The more reliant Russia becomes on trade with China, the more leverage Xi holds over Putin, and the more he can press Moscow to support Beijing’s global ambitions and interests. Xi apparently plans to extract whatever he can from Putin, who has few other options. A major pipeline deal between the two countries called Power of Siberia 2 has stalled because Moscow is balking at the steeply discounted gas price that Beijing is demanding, but Xi can afford to be patient.
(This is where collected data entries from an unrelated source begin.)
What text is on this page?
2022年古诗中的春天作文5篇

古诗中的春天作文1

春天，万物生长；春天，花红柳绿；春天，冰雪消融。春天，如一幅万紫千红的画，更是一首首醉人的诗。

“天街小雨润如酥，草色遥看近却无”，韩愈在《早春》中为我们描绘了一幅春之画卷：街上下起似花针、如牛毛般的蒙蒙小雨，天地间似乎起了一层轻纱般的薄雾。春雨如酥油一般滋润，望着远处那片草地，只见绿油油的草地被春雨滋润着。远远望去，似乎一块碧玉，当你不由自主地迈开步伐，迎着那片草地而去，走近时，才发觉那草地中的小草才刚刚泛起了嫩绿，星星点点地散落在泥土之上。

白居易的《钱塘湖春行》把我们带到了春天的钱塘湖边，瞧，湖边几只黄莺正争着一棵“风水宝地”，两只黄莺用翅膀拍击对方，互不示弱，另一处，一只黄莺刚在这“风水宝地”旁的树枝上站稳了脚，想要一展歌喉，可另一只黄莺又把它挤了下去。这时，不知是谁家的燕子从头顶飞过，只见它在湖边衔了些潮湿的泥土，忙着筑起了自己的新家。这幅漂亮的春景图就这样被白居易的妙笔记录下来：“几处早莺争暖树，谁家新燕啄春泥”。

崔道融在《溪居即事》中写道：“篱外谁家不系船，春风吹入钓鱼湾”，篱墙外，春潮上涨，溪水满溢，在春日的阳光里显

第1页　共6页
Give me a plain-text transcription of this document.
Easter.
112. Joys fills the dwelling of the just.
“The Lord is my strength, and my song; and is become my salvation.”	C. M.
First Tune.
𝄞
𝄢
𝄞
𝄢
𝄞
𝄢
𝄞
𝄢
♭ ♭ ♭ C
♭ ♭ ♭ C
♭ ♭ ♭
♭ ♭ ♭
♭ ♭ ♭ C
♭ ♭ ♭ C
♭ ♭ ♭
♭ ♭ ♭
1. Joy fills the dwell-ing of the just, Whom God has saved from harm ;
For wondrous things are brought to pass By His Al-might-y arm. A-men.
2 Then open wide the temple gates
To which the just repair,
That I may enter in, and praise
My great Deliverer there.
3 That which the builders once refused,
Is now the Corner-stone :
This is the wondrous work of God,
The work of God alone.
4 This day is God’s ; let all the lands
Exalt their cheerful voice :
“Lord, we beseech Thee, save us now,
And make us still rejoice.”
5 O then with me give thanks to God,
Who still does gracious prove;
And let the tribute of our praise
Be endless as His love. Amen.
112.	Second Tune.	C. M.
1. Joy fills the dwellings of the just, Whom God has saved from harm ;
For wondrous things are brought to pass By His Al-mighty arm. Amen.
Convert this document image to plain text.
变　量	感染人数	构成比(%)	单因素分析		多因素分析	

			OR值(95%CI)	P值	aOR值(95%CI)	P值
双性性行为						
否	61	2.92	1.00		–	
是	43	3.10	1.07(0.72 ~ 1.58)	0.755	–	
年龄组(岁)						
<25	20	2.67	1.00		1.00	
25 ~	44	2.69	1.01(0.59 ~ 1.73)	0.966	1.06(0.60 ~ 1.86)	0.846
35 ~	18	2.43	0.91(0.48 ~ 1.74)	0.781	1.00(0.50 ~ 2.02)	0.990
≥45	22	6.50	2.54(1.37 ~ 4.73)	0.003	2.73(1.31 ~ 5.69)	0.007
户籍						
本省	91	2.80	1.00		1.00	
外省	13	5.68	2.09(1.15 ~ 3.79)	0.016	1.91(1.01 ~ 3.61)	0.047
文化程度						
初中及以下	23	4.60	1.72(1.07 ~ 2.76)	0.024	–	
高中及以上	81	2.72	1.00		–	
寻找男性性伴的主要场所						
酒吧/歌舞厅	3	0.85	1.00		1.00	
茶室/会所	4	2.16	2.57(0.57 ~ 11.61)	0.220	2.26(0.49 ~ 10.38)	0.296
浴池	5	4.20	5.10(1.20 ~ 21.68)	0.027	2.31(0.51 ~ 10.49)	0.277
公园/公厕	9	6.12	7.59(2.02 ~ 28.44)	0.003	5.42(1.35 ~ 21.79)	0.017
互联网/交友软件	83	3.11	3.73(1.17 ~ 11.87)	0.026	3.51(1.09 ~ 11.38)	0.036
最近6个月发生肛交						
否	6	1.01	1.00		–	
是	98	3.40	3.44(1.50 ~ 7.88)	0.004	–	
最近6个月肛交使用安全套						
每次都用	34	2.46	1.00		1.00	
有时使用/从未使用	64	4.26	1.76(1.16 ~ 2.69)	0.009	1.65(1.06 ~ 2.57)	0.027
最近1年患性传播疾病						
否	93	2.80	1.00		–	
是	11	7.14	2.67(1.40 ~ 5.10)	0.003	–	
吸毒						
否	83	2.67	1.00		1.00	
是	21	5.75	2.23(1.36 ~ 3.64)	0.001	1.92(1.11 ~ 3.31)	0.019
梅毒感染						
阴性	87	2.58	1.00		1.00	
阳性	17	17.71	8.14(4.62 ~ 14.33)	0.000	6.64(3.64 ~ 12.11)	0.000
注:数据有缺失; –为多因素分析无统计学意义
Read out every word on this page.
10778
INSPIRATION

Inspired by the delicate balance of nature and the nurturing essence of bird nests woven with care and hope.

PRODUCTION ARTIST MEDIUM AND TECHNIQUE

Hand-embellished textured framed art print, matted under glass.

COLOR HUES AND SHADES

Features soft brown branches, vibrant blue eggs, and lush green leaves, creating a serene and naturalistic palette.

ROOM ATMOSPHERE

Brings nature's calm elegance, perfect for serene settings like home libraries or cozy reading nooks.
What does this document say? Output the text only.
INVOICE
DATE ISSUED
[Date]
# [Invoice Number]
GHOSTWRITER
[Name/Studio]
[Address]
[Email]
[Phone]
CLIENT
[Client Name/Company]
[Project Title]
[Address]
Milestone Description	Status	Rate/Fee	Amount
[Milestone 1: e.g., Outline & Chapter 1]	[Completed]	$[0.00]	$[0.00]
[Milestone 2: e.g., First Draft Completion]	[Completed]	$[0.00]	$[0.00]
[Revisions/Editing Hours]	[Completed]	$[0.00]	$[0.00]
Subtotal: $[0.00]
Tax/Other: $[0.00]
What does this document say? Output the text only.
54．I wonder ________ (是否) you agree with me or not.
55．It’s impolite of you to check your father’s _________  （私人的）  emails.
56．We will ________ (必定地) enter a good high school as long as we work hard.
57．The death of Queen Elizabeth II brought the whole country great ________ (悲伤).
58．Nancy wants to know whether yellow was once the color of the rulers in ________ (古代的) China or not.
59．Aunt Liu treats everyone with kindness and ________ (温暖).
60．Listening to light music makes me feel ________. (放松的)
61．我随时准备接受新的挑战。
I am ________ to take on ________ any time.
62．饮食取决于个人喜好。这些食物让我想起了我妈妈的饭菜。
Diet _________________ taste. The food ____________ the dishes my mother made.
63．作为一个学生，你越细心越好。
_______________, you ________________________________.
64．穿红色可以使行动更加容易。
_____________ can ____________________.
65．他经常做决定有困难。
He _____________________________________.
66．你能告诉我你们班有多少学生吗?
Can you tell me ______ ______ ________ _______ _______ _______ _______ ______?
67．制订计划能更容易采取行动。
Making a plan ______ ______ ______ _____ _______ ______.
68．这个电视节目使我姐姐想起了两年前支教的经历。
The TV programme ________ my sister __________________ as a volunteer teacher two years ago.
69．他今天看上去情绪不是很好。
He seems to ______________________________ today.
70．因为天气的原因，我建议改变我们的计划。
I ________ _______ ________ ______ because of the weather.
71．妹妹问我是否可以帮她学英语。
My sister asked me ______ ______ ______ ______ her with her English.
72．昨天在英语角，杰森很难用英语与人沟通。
Above all, Xi’s support for Russia is part of a much larger, long-term geopolitical strategy to remake the current world order dominated by the U.S. and its allies. Xi sees Putin as a crucial partner in his campaign to build an alternative bloc of developing countries that China can lead against the Western powers. For Xi, that goal may seem too big and important to set aside in order to resolve a far-off war in Europe. If anything, Xi’s incentives run in the other direction—and he gains by sustaining the Russian economy and prolonging Putin’s war. That way, Xi gets to create trouble for the U.S. and its European partners and bind Putin closer to him, with minimal risk to China itself.

This is the same approach that Xi is taking toward the Gaza crisis. Beijing has been trumpeting its support for the Palestinian cause to woo adherents in the Arab world, blaming U.S. policy for the turmoil, but then relying on Washington to lead negotiations for a resolution. Similarly, in the Red Sea, Xi has refused to cooperate with the U.S. and its partners to restore order after the Yemen-based Houthi militants disrupted international commerce by attacking crucial shipping routes. In all of these situations, Xi is willing to tolerate, even tacitly foment, instability that creates difficulties for the U.S. and at the same time capitalize on it to portray China as the more responsible global power that can offer superior solutions to the world’s problems.

Xi’s policies are realpolitik at its coldest. The most significant payoff may come in Ukraine. Wars are supposed to have no winners, but the power-hungry and unscrupulous can take advantage of suffering to forward their own interests. Beijing could be a big winner from Kyiv’s pain.